Untuk lebih jelasnya, akan dipaparkan beberapa hadis yang menjelaskan tentang bacaan dalam salat malam. Apakah dengan sirr atau jahr;
- Hadis dari ‘Aisyah bahwa dia pernah ditanya:
كَيْفَ كَانَتْ قِرَاءَةُ النَّبِي صَلَّى اللهُ عَلَيْهِ وَسَلَّمَ بِالَّيْلِ؟ فَقَالَتْ, كُلُّ ذَالِكَ قَدْ كَانَ يَفْعَلُ, رُبَّمَا اَسَرَّ وَ رُبَّمَا جَهَرَ
Bagaimana bacaan Nabi saw. sewaktu salat malam?
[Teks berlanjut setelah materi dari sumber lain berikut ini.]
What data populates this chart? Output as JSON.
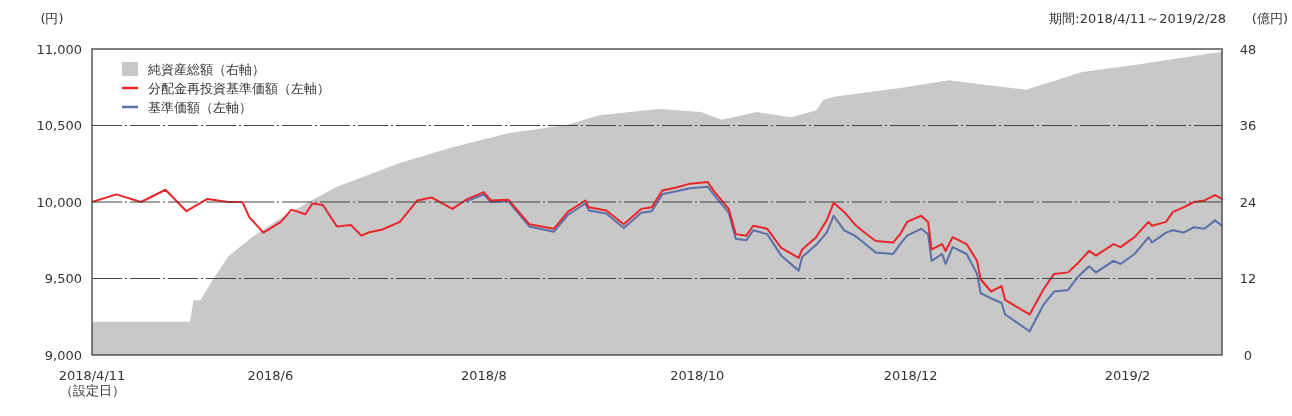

Lalu ia menjawab: semua itu seperti yang biasa dikerjakan, yaitu kadang-kadang ia pelankan (sirr) dan kadang-kadang ia keraskan (jahr). [HR. Imam yang lima dan disahkan oleh at-Tirmidzi]
- Hadis dari ‘Aisyah juga:
عَنْ غُضَيْفِ بْنِ الْحَارِثِ قَالَ أَتَيْتُ عَائِشَةَ فَقُلْتُ أَكَانَ رَسُولُ اللهِ صَلَّى اللهُ عَلَيْهِ وَسَلَّمَ يَجْهَرُ بِالْقُرْآنِ أَوْ يُخَافِتُ بِهِ قَالَتْ رُبَّمَا جَهَرَ وَرُبَّمَا خَافَتَ قُلْتُ اللهُ أَكْبَرُ الْحَمْدُ لِلهِ الَّذِي جَعَلَ فِي هَذَا الْأَمْرِ سَعَةً
Diriwayatkan dari Ghudhaif bin al-Harits, dia mengatakan, aku mendatangi ‘Aisyah, lalu aku bertanya, bagaimana bacaan Rasulullah saw, apakah beliau mengeraskan suara (jahr) atau mengecilkan suara (sirr)? ‘Aisyah menjawab, terkadang beliau mengeraskan (jahar) bacaannya dan terkadang memelankan (sirr). Aku berkata; Allahu akbar, Alhamdulillâh (segala puji hanya milik Allâh) yang telah memberikan kemudahan dalam masalah ini. [HR Abu Dawud,1/89]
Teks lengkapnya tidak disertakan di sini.